Senator Ron Wyden And Other Democrats Unite on “Hardrock Mining Act”
Martin Heinrich and Sen.
Michael Bennett, a Democrat from Colorado, and U.S. Rep. Ben Ray Lujan, a Democrat from New Mexico staged a press conference early Thursday to unveil the Hardrock Mining and Reclamation Act of 2015.
The proposed legislation – the Hardrock Mining and Reclamation Act of 2015 – will make mining companies pay royalties for extracting resources from public lands. Rep. Luján is a cosponsor of House Resolution 963, similar legislation that has been introduced in the House of Representatives.
Those royalties, and an abandoned mine reclamation fee from 0.6 percent to 2 percent on both new and existing mines, would be deposited into the cleanup fund. “Coal, oil and gas companies have paid royalties for many decades”.
Congressional Democrats are proposing new fees for mining on federal land to pay for cleaning up sites like Colorado’s inactive Gold King Mine, where 3 million gallons of wastewater spilled into rivers in three states.
In Lincoln County, a few residents living near a mining operation on patented land within the Lincoln National Forest are complaining about noise, vibration and other negative impacts from a lead ore mine north of Capitan. The funds collected from the royalties would be used to clean up abandoned mines and deter future spills. Sen.
Republicans proposed a Good Samaritan bill earlier this week in response to the Gold King spill, and Sen.
This legislation would require a 2 percent to 5 percent royalty rate for all new mining operations.
“The current mining laws date back to when the West was first being settled and we’re still giving away land to multimillion-dollar mining companies”, Udall said in a call with reporters Thursday. Gold and silver on public lands are a natural resource, just like oil and gas. “Mining has been intrinsically linked to our history, economy, development and culture, but it’s also left scars across Colorado and other states”. More than 200 mines in Colorado are leaking acid mine drainage that is polluting headwaters and affecting water quality for communities downstream.
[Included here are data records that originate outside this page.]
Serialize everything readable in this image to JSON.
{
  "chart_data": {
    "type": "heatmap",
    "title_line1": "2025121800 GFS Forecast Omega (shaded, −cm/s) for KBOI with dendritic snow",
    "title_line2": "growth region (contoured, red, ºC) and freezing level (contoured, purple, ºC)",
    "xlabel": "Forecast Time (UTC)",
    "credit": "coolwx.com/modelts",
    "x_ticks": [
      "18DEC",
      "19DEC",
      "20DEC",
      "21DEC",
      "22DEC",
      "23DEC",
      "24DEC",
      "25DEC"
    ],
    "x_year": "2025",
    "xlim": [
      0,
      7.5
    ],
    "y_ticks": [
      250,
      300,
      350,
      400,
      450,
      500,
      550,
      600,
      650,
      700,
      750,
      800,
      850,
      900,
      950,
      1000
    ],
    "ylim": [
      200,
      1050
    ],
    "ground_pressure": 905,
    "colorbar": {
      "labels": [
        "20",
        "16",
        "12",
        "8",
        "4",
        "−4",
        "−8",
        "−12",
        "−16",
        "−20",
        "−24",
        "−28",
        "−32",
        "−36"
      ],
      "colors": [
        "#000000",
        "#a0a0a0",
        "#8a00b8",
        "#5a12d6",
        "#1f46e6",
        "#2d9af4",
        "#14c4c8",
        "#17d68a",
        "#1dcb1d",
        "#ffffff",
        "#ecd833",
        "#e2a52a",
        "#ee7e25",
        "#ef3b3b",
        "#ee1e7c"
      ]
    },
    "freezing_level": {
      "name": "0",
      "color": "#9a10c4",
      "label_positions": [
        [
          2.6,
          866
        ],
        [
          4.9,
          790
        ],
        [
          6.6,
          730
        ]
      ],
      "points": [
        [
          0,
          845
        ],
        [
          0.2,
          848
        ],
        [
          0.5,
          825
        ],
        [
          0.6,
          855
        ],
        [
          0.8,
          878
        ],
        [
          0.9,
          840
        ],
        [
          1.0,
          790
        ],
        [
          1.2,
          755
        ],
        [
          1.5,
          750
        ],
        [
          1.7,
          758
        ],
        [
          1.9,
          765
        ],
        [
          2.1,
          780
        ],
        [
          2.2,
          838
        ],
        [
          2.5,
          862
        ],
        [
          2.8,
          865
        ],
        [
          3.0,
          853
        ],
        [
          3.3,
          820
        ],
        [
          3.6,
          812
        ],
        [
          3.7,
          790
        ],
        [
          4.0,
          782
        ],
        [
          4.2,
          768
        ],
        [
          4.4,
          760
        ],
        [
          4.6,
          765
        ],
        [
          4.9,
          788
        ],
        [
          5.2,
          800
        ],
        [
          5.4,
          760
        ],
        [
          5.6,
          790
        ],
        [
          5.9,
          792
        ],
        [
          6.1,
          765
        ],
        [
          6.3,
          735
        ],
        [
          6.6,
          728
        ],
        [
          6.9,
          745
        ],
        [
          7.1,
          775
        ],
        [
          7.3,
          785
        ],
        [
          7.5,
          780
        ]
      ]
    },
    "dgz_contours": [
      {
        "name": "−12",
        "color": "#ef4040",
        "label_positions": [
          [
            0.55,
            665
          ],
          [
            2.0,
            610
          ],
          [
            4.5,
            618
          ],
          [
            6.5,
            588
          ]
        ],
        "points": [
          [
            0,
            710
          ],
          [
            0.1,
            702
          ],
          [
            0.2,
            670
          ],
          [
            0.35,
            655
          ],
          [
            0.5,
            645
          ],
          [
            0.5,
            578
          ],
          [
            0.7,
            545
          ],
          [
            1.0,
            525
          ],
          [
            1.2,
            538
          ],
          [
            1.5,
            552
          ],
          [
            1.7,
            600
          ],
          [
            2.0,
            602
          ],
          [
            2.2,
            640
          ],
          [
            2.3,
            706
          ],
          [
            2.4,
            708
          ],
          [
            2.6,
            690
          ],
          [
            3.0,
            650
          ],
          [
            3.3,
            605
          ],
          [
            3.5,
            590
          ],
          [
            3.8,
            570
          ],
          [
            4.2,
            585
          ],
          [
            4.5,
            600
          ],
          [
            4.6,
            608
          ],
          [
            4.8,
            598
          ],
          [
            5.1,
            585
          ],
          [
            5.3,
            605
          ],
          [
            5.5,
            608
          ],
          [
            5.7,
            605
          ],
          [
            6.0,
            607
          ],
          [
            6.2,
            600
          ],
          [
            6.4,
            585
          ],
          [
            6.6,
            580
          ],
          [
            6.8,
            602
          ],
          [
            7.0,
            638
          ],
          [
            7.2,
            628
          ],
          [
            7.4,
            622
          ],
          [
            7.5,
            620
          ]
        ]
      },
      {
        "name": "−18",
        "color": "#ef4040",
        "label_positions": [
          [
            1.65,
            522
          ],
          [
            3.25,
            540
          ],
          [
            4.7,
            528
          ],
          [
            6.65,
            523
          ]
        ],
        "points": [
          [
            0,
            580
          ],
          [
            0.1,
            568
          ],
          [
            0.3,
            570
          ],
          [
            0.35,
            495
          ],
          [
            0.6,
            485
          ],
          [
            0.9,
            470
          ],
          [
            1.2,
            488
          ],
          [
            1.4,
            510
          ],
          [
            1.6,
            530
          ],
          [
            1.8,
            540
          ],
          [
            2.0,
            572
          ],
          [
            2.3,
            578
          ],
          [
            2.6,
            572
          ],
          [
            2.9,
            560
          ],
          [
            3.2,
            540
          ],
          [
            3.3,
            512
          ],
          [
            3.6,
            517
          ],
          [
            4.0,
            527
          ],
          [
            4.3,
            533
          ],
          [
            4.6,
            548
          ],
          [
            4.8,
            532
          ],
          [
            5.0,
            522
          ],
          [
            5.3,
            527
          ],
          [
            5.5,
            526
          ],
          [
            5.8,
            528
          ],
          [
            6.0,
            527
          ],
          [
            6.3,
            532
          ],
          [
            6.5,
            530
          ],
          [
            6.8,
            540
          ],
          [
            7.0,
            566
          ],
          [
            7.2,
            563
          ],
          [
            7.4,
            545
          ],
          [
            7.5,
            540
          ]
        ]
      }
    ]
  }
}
“The Gold King mine is part of a larger problem – the accident should be a wakeup call to Congress about the dangers we face”, Udall said, adding that thousands of abandoned mines are “ticking time bombs” that could cause more hazardous waste spills.
This reform is a way to address that issue, he said. They said they could not estimate how much would come from royalties.
“Right now, huge multinational mining companies can extract gold, silver and other valuable hardrock minerals that belong to American taxpayers without paying a dime under a mining law passed when Ulysses S. Grant was President”, Markey said. And it would not be in anybody’s interest to tie good Samaritan legislation to mining law reforms.